Bisogna lavorare sulla paura
I coltelli ricompaiono in città e per fortuna non ci scappa il morto. È triste dover dire “per fortuna” per due 15enni che escono, vanno a ballare e rischiano di non tornare a casa.
Succede purtroppo ciclicamente e con la stessa regolarità poi tocca alla ancora più triste guerra sui social fra quelli del “succede solo a Napoli” e quelli che “accade ovunque”. Non potrebbe esserci un esempio più avvilente della palude in cui è degenerato il dibattito pubblico nell’epoca dei social. Nemmeno io chiaramente ho la soluzione in tasca, però vivo come un dovere continuare a interrogarmi sulle cause e provare a individuare dei rimedi.

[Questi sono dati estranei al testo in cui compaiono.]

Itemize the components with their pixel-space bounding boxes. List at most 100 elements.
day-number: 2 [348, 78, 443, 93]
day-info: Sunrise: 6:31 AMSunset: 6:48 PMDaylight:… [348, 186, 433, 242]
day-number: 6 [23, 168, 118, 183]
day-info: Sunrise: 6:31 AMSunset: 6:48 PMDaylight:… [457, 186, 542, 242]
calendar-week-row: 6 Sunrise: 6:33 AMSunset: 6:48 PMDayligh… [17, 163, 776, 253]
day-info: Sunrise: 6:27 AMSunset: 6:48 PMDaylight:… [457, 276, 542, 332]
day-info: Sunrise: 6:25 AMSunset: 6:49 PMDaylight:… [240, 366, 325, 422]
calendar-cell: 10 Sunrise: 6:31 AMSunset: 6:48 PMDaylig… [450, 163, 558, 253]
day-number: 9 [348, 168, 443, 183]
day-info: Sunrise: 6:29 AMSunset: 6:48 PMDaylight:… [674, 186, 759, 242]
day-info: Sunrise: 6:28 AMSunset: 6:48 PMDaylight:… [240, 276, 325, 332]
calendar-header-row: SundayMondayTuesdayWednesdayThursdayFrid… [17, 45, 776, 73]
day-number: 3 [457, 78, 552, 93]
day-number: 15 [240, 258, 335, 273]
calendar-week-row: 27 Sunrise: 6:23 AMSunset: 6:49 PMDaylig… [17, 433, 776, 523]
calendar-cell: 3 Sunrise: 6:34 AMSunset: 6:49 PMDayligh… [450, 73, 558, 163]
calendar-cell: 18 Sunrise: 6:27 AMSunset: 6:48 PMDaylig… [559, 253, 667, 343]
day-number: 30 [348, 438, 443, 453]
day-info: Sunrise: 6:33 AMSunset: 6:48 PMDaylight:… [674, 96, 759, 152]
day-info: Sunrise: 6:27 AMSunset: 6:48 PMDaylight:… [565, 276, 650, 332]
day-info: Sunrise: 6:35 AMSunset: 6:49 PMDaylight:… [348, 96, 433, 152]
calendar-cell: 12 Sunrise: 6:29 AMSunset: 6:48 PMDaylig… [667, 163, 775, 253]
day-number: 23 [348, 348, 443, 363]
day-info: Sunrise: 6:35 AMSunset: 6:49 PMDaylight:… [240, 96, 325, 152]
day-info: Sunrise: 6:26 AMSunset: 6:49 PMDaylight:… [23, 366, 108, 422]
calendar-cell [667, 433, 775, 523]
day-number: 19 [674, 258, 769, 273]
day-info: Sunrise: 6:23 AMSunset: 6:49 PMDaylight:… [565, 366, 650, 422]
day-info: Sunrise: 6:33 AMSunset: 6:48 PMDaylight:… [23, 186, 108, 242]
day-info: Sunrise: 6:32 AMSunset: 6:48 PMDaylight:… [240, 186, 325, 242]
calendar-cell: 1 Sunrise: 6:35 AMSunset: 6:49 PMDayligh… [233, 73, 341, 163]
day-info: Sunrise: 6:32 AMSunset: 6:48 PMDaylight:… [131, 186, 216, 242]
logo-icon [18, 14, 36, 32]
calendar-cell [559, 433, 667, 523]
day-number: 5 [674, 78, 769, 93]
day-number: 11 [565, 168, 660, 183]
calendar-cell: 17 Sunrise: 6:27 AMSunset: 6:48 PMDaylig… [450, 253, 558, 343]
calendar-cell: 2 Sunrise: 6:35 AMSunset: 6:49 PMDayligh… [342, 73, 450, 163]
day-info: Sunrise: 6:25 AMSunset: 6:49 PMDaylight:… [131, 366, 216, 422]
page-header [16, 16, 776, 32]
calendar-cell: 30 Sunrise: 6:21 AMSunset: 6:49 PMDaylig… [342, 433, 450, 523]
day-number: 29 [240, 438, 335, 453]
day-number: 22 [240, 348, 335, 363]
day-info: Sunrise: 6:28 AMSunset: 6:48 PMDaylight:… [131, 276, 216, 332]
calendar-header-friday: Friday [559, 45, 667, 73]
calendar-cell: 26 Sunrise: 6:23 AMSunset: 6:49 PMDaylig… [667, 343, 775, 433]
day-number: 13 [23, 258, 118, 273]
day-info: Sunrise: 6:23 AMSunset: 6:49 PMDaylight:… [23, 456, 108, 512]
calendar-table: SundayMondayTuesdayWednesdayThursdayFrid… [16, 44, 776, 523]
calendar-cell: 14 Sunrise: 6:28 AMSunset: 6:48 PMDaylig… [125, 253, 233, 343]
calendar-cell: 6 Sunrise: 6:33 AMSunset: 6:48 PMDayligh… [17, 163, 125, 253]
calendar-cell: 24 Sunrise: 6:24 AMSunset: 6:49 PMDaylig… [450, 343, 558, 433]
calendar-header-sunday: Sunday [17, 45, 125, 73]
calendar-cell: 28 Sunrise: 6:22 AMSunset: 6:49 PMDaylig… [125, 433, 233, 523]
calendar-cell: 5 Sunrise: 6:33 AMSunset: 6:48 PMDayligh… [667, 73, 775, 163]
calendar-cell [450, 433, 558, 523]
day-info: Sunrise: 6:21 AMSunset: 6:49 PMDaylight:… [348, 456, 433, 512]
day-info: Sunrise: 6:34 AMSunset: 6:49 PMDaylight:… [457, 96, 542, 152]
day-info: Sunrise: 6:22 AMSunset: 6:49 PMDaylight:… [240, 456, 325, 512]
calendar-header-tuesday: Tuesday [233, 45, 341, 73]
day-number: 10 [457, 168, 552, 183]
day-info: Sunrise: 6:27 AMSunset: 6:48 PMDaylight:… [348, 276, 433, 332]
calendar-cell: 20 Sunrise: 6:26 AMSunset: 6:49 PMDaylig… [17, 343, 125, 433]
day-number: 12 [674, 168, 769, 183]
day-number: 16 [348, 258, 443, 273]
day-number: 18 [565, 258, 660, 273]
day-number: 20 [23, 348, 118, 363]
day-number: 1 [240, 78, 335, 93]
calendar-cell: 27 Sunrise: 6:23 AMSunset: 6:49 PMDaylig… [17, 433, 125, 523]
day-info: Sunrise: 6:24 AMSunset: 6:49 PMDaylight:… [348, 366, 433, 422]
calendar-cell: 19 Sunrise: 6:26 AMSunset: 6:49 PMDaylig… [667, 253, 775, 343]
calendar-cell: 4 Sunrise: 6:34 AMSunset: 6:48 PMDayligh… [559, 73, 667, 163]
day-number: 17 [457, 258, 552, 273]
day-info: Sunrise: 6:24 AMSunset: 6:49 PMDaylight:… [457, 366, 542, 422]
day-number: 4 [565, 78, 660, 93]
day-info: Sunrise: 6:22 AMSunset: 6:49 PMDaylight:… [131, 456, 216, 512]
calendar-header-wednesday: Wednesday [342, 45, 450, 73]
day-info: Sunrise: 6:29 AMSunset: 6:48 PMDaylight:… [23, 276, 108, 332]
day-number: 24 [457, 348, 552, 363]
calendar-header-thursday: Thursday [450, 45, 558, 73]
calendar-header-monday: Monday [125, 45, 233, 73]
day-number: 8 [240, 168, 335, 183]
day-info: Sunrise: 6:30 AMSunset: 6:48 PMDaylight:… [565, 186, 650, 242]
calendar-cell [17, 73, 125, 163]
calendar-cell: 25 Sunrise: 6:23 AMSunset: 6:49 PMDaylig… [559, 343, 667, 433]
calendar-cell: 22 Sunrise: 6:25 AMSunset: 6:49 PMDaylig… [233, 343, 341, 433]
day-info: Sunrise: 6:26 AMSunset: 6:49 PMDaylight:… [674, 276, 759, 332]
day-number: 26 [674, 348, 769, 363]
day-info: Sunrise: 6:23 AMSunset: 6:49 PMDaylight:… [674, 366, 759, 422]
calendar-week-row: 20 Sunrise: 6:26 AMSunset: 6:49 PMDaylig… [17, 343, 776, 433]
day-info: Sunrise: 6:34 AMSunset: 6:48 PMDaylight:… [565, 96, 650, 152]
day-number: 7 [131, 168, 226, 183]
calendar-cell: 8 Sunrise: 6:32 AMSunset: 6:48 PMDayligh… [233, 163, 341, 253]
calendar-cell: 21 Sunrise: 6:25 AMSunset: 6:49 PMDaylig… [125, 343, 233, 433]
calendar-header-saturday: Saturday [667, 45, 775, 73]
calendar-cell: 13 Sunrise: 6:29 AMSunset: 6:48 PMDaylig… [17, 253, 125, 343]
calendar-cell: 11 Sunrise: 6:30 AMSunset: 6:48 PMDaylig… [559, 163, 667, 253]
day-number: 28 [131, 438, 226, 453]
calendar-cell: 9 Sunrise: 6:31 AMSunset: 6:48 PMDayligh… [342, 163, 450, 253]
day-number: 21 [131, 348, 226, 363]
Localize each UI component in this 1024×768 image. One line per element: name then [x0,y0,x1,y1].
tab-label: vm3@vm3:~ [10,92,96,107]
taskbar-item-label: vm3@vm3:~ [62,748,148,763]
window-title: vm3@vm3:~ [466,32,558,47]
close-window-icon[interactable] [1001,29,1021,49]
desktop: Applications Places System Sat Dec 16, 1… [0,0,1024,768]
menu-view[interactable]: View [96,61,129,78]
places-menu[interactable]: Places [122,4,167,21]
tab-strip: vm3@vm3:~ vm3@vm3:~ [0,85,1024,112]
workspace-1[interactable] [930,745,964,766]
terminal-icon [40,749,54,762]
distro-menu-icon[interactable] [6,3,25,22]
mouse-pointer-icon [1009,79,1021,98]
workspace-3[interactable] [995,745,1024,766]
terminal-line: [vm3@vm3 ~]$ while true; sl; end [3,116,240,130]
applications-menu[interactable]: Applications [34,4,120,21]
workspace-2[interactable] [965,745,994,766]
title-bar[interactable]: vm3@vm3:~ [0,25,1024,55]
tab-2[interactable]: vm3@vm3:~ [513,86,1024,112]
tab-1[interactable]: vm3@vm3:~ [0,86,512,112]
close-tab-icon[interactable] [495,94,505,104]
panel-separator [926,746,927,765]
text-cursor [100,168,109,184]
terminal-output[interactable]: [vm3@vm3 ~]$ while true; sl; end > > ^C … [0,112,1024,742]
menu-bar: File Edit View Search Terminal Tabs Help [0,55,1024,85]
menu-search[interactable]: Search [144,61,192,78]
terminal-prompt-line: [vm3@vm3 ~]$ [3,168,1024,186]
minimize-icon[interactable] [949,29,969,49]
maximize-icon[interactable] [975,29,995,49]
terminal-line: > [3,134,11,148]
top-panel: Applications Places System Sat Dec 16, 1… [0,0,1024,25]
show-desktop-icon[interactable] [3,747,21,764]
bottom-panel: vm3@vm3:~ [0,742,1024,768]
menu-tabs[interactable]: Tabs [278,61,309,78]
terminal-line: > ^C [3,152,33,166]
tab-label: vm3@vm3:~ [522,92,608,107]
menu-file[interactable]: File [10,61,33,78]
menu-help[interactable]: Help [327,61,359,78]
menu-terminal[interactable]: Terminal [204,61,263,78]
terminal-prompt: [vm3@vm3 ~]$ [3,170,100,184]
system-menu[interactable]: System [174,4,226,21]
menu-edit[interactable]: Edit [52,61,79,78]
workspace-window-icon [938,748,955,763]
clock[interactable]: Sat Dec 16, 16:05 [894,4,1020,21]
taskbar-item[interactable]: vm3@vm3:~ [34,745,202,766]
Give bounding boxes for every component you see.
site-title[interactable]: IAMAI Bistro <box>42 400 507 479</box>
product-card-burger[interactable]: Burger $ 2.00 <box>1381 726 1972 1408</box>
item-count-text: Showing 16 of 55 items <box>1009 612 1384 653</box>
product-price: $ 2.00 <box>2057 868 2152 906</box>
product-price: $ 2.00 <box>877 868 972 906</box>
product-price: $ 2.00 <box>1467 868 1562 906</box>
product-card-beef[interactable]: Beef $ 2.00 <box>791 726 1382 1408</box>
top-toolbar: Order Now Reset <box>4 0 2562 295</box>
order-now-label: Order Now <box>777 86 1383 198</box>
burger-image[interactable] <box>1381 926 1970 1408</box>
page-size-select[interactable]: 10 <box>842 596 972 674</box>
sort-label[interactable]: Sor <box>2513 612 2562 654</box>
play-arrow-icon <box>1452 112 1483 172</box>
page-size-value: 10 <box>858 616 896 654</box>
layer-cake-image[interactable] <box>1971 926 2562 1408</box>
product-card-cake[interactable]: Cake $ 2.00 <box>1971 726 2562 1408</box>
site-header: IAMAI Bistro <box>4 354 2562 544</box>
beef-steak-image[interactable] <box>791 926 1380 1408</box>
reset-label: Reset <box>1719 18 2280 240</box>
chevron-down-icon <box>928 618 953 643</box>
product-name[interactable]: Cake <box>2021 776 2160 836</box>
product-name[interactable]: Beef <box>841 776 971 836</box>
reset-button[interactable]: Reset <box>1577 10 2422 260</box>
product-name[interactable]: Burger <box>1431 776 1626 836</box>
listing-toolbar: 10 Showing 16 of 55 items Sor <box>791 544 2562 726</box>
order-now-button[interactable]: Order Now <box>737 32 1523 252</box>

Quando parliamo di modelli positivi per i giovani non basta accusare i social, il cinema, la tv, le serie. Io credo che al massimo possano amplificare un disagio che comunque già esiste. A un ragazzo di una periferia qualunque non dobbiamo solo dire di essere onesto, ma dobbiamo anche dimostrargli che l’onestà paga, che lo porterà da qualche parte che non sia andarsene o accettare un lavoro sottopagato a casa sua.
Io che non ho nessuna ricetta in tasca penso che bisogna lavorare sulla paura. È quella che porta a uscire di casa con un coltello in tasca. E sta a noi disinnescarla prima che quella paura uccida. Perché col tempo si smetta di dire “per fortuna” se due ragazzini non lasciano la vita su una lama.